Aliansi Jurnalis Independen (AJI) dan Lembaga Bantuan Hukum (LBH) Pers menyebut penangkapan Dandhy sebagai upaya pembungkaman. Aktivis yang juga jurnalis spesialis film dokumenter sekaligus pendiri Watchdoc itu memang vokal. Dia lantang menyuarakan dugaan pelanggaran HAM di sejumlah daerah. Terutama di Papua.
AJI dan LBH Pers tidak asal saat menyebut apa yang Dandhy alami itu sebagai pembungkaman. Sebab, polisi terang-terangan melanggar prosedur administrasi. Itu mengacu pasal 112 ayat (2) juncto pasal 227 ayat (1) KUHAP.
Dalam aturan itu, sebelum melakukan penangkapan, aparat penegak hukum lebih dulu harus memanggil yang bersangkutan. Itu pun harus melalui prosedur yang patut. Yakni, selambat-lambatnya disampaikan tiga hari sebelum tanggal hadir yang ditentukan. Bukan langsung melakukan penangkapan seperti yang dialami Dandhy.
Jejak Satgassus Merah Putih
Dokumen dengan kode Sprin/681/III/HUK.6.6./2019, Sprin/1246/V/HUK.6.6./2020, dan Sprin/1583/VII/HUK.6.6./2022 itu berisi ratusan nama polisi. Nomor registrasi pokok (NRP) dan pangkat mendampingi masing-masing nama yang terpampang di sana. Ada perwira tinggi (pati), perwira menengah (pamen), perwira pertama (pama), bintara, dan tamtama.
Ratusan polisi itu tergabung dalam Satgassus Polri. Tugas mereka adalah menyelidik dan menyidik tindak pidana yang menjadi atensi pimpinan di dalam dan luar wilayah Indonesia. Satgassus itu merupakan salah satu satuan nonstruktural dalam tubuh Polri yang rangkaian tugas-tugasnya dibiayai dari anggaran dinas.
Sejak 2019, eksistensi satgassus yang dikenal dengan sebutan Satgassus Merah Putih (MP) itu diperpanjang tiap tahun. Namun, Kapolri Jenderal Listyo Sigit Prabowo membubarkan satgassus tersebut pada 11 Agustus lalu. Itu seiring posisi Irjen Pol Ferdy Sambo sebagai kepala satgassus. Sambo terjerat kasus dugaan pembunuhan Brigadir Nofriansyah Yosua Hutabarat. Kini dia telah resmi dipecat dan tinggal menunggu proses pidana.

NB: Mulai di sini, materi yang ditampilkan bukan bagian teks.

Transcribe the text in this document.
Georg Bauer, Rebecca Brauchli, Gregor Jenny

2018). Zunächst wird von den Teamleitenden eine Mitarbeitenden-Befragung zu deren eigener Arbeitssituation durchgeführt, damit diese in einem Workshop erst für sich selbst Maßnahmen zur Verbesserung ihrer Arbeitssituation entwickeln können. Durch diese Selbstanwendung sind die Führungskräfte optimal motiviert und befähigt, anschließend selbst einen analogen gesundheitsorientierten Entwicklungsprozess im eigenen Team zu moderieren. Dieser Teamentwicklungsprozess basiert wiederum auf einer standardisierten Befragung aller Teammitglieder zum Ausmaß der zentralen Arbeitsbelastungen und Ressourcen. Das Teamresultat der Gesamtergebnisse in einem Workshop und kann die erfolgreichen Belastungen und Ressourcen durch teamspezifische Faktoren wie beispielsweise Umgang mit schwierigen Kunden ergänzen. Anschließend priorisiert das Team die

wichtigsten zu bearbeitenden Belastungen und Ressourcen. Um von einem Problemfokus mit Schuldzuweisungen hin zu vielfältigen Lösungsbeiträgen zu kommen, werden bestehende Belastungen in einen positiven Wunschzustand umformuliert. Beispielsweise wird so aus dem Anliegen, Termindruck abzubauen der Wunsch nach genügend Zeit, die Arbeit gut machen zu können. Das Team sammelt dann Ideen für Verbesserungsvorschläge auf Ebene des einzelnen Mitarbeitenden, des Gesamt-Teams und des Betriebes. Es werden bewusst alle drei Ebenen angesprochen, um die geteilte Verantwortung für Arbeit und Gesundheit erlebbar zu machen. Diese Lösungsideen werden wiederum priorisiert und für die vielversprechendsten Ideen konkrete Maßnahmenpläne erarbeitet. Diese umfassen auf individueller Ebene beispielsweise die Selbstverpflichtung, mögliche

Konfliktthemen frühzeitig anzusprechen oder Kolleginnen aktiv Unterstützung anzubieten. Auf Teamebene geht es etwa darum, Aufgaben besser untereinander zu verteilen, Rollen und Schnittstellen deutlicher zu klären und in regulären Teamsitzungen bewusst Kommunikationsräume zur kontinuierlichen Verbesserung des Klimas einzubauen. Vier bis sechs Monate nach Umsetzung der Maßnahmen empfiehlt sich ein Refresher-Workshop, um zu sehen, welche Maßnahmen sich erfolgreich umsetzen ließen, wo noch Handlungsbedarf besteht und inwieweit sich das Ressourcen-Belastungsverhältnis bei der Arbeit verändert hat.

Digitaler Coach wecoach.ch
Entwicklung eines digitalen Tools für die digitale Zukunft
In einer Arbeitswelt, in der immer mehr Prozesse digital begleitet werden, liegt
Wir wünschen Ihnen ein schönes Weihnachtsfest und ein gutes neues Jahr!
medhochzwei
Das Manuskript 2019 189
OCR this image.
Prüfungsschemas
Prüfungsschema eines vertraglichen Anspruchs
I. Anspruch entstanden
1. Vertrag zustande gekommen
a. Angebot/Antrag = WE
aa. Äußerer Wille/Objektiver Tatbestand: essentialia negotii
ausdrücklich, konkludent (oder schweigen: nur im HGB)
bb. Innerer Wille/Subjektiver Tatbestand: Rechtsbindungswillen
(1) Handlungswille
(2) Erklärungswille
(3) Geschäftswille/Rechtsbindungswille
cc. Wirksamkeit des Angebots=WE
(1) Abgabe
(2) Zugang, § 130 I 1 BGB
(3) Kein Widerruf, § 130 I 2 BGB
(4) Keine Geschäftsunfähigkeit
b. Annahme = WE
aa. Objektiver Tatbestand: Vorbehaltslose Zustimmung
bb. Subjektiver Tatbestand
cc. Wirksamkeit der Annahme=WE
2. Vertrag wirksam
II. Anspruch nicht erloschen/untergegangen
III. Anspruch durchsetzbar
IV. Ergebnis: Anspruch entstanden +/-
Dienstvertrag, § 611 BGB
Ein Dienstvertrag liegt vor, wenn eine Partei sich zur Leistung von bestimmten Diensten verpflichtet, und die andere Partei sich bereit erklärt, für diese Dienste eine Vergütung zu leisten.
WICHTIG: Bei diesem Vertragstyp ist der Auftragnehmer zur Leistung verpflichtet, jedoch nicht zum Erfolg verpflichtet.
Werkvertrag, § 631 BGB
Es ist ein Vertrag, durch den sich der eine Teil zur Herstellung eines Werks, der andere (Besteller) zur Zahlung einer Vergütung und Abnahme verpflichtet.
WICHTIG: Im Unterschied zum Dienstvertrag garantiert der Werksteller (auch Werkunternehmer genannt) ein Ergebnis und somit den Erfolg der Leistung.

Sambo menjadi pemimpin Satgassus MP sejak 2020. Landasan hukumnya adalah Sprin/1246/V/HUK.6.6./2020 dan Sprin/1583/VII/HUK.6.6./2022. Sebelum dibubarkan Listyo, Satgassus MP diperkuat oleh 421 polisi aktif lintas pangkat dan jabatan. Ketua Indonesia Police Watch (IPW) Sugeng Teguh Santoso menyebut Satgassus MP sebagai kelompok polisi elite yang direkrut atas dasar ’’kedekatan”.
Wakil Direktur Imparsial Ardi Manto Adiputra bahkan menjuluki Satgassus MP sebagai ’’Geng Mabes’’ di Polri. Pernyataan anggota Komisi III DPR Benny K. Harman lebih menohok lagi. Dia menyebut Satgassus MP dibentuk untuk menyukseskan calon presiden (capres) tertentu pada pemilihan presiden (pilpres). Hanya, dia tidak menyebut siapa capres yang dimaksud dan pilpres tahun berapa.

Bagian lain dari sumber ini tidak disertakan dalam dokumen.